お父さんが呼び出されたオフィスからハットに戻ってそう言った。お兄ちゃんたちも他のおじさんたちも、みんなで万歳三唱した。二ヶ月ほどのアメリカ軍キャンプでの収容生活の後、仁川という所の港に移動してアメリカ軍の軍艦で北九州まで戻れることになった。

船底のコンクリートは冷たくて居心地が悪かったけど、みんな「これで日本に帰れる」という想いで笑顔だった。お母さんとお姉ちゃんは二段ベッドで寝て帰れるから安心だと、お父さんのホッとした表情が忘れられない。

まる一日くらいの時間をかけて北九州の門司港に到着した。わたしたちは立ちはだかる敗戦後の困難をみごとに乗り切って幸運にも帰国を果たした。

門司から郷里の熊本まで半日かけた列車の移動。

「すみませんが、寝かせる幅をお借りさせてください」

お父さんは、お母さんとお姉ちゃんが寝転がれるように、一緒に引き揚げてきた安東の仲間と協力してちょっと広めの空間を確保した。お姉ちゃんは栄養失調が祟って腹水がすぐ溜まってしまいいつも苦しそうにしていた。

「わたしは大丈夫だから、お姉ちゃんを寝かせてあげてね」

お母さんだって苦しいのに。わたしはその時ほど母親の強さと優しさを思い知らされた事は無かった。あと数時間で熊本に帰れる。そう思ったのに、悲しみは突然やってきた。

「お姉ちゃんが死んじゃった」

そんなのウソだ。ウソ、うそ。具合の悪かった一番上のお姉ちゃんは列車の中で力尽きて息を引き取った。「ニッポンに帰れて良かったな」と、お父さんが喉の奥から絞り出すような声でお姉ちゃんに話しかけた。わたしはお母さんがぐっと堪えて泣かなかったのを知っていた。だから、自分も我慢した。精いっぱい我慢した。でも、どうしても我慢できなくてお兄ちゃんの膝で泣いた。思いっきり泣いた。

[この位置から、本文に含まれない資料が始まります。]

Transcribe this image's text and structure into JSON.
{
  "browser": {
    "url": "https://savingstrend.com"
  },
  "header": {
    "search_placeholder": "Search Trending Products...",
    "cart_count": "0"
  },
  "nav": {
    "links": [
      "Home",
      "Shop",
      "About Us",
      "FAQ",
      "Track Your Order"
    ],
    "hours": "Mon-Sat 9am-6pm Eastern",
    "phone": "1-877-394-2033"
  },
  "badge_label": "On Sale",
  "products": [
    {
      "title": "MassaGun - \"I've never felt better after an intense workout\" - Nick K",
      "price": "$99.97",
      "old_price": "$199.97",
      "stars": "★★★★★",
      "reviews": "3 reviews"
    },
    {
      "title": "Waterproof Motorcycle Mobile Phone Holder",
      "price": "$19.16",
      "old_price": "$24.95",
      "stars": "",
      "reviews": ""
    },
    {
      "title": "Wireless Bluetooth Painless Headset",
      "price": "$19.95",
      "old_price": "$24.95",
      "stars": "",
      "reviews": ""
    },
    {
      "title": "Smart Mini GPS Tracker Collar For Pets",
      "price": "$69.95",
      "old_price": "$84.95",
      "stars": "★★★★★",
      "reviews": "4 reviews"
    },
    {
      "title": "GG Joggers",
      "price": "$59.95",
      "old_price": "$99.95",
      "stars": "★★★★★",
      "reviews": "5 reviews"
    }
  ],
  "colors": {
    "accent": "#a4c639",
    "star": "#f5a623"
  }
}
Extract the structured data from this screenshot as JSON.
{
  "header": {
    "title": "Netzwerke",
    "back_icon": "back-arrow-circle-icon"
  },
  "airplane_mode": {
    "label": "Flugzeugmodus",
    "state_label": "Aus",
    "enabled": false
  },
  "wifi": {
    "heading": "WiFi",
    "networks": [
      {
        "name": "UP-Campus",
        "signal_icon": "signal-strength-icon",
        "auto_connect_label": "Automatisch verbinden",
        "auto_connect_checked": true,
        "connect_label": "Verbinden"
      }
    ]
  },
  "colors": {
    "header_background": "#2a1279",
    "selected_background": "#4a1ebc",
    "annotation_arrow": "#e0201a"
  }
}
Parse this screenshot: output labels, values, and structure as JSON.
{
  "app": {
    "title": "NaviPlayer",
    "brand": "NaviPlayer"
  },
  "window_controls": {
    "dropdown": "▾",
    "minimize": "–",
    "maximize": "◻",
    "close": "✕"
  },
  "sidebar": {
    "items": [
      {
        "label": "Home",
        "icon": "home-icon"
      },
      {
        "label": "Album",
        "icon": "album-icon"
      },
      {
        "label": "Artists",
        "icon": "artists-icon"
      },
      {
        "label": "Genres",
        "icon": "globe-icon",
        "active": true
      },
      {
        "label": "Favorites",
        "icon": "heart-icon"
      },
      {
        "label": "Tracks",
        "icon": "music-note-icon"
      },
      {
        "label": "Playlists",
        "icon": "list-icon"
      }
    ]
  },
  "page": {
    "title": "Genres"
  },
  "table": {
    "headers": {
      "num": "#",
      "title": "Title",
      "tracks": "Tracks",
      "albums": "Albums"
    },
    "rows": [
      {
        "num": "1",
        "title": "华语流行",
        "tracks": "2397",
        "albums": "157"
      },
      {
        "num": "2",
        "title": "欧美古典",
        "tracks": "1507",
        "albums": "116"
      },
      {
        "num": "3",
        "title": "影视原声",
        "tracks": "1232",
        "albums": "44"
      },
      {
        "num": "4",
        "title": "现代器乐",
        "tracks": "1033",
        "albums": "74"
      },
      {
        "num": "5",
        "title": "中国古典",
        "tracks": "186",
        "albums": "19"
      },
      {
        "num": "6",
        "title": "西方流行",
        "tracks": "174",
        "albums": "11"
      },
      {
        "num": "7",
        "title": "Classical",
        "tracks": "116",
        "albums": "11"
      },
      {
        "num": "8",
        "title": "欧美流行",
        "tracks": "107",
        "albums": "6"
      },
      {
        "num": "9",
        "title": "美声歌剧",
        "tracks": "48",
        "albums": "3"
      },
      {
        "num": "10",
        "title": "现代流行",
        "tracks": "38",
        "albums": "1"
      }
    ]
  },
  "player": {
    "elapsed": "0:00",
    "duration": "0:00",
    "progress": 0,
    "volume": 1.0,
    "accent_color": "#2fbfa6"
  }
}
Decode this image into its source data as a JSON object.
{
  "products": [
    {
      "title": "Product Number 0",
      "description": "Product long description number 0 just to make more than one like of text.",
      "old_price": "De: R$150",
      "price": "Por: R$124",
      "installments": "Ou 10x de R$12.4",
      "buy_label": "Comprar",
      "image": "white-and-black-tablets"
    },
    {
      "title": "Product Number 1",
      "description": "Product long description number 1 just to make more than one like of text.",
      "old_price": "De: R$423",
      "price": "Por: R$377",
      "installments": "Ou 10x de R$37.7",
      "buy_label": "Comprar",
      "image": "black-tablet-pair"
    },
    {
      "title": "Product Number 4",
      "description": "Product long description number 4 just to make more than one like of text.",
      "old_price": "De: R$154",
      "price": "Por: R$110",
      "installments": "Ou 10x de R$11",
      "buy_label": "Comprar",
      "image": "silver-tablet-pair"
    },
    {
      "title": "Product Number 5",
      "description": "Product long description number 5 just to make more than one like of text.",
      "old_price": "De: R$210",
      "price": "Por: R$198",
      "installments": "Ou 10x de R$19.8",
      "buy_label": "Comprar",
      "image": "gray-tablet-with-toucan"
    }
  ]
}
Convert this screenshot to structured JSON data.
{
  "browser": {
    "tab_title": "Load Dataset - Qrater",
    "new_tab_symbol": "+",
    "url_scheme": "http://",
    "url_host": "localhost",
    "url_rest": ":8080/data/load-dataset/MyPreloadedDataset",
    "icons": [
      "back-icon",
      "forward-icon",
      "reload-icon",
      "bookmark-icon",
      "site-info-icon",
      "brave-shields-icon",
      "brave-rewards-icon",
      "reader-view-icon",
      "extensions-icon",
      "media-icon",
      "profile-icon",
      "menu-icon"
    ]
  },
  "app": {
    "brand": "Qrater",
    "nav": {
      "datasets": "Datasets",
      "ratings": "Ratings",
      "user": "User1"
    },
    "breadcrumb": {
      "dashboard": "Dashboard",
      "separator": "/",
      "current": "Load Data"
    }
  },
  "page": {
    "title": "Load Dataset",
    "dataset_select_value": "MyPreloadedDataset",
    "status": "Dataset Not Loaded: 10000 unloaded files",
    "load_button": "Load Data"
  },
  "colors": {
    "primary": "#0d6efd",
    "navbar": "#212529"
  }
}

どこかの駅に停車した際にお姉ちゃんをホームに降ろした。車掌さんの計らいで、そこで簡単なお葬式みたいな事をしたのを覚えている。でも、お姉ちゃんの亡骸がその後どうしてどうなったのかは記憶に無い。

列車はついに熊本に到着した。

まさえは、なぜかあまり嬉しくなかった。お父さんもお兄ちゃんたちも、みんな抜け殻のようだった。身を寄せた親戚の家ではとても良くしてもらったけど。あまりにも壮絶だった引き揚げ体験。あのことに比べるとすべてが天国。でも、わたしは十分過ぎて申し訳ないと思った。

戦争はわたしにとっては何だったのか。楽しかった安東の小学校生活のこと。苦しかった数ヶ月の引き揚げ体験のこと。ロシア兵のキャンプに置き去りにして来た慰安婦のお姉さんたちのこと。そして、死んじゃったお姉ちゃんのこと。わたしは、毎日その事ばかり思い起こしていた。

「まさえ、きみはお兄ちゃんたちと東京に行きなさい」

昭和22年1月。

東京・世田谷の若林に住むお父さんの弟の家へ兄二人と移ることになった。まさえ、13才。一年遅れで、太子堂小学校に通うことになる。

かくしてわたしの戦後が始まるのです。